The Old Absinthe House on Bourbon Street has kept its name even though for almost a century absinthe was illegal in the United States.
Pat O'Brien's Bar is well known for both inventing the red cocktail, Hurricane, as well as having the first Dueling Piano Bar. Pat O'Brien's is located at 718 St. Peter Street.
Lafitte's Blacksmith Shop is a tavern located on the corner of Bourbon Street and St. Philip Street. The tavern's building, built sometime before 1772, is one of the older still standing structures in New Orleans (the Ursuline Convent, for example, is older) and has been called the oldest continually occupied bar in the United States. According to legend the structure was once owned by the pirate Jean Lafitte, though as with many things involving Lafitte, no documentation of this exists.
The Napoleon House bar and restaurant is in the former home of mayor Nicholas Girod; the name comes from an unrealized plot to rescue Napoleon I from his exile in St. Helena and bring him to New Orleans.
The original Johnny White's bar is a favorite of bikers. In 2005 an off-shoot called Johnny White's Hole in the Wall, along with Molly's at the Market, drew national media attention as the only businesses in the city to stay open throughout Hurricane Katrina and the tribulations of the weeks after the storm.
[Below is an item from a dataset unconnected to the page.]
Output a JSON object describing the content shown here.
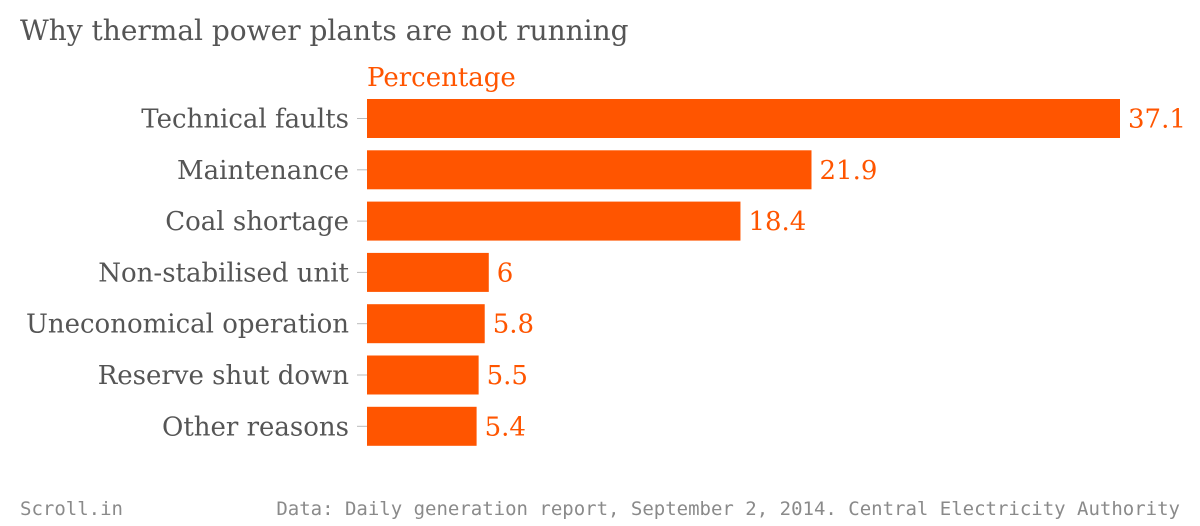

The Bourbon Pub and Oz, both located at the intersection of Bourbon and St. Ann, are the two largest gay clubs in New Orleans. Caf Lafitte in Exile, located at the intersection of Bourbon and Dumaine is the oldest continuously running gay bar in the United States. These and other gay establishments sponsor the raucous Southern Decadence Festival during Labor Day weekend. This festival is often referred to as New Orleans' "Gay Mardi Gras". St. Ann Street is often called "the Lavender Line" in reference to it being on the edge of the French Quarter's predominately gay district. While there is a gay population throughout the French Quarter, the portion of the Quarter that is northeast of St. Ann Street is generally considered to be the Gay District.
New Orleans and its French Quarter are one of only a few places in the United States where possession and consumption of alcohol in open containers is allowed on the street.
The neighborhood contains many restaurants, ranging from formal to casual, patronized by both visitors and locals. Some are well known landmarks, such as Antoine's and Tujague's, which have been in business since the 19th century; Arnaud's, Galatoire's, Broussard's, and Brennan's are only slightly less venerable. Less historic—but also well-known—French Quarter restaurants include those run by chefs Paul Prudhomme ("K-Paul's"), Emeril Lagasse ("NOLA"), and John Besh. Port of Call on Esplanade Avenue has also been in business for more than 30 years and is recognized for its popular Monsoon drinks.
There are several types of accommodations in the French Quarter ranging from large international chains to bed and breakfasts to time share condominiums to small guest houses with only one or two rooms. Hotel Maison De Ville and the Audubon Cottages were built as a townhouses in 1800. The Audubon Cottages were home to Antoine Amed e Peychaud during its history. Tennessee Williams (with the French Quarter providing the setting for arguably his most famous play, A Streetcar Named Desire) was a frequent guest and the hotel works to maintain its historic ambiance.
Residents are within the jurisdiction of the New Orleans Public Schools.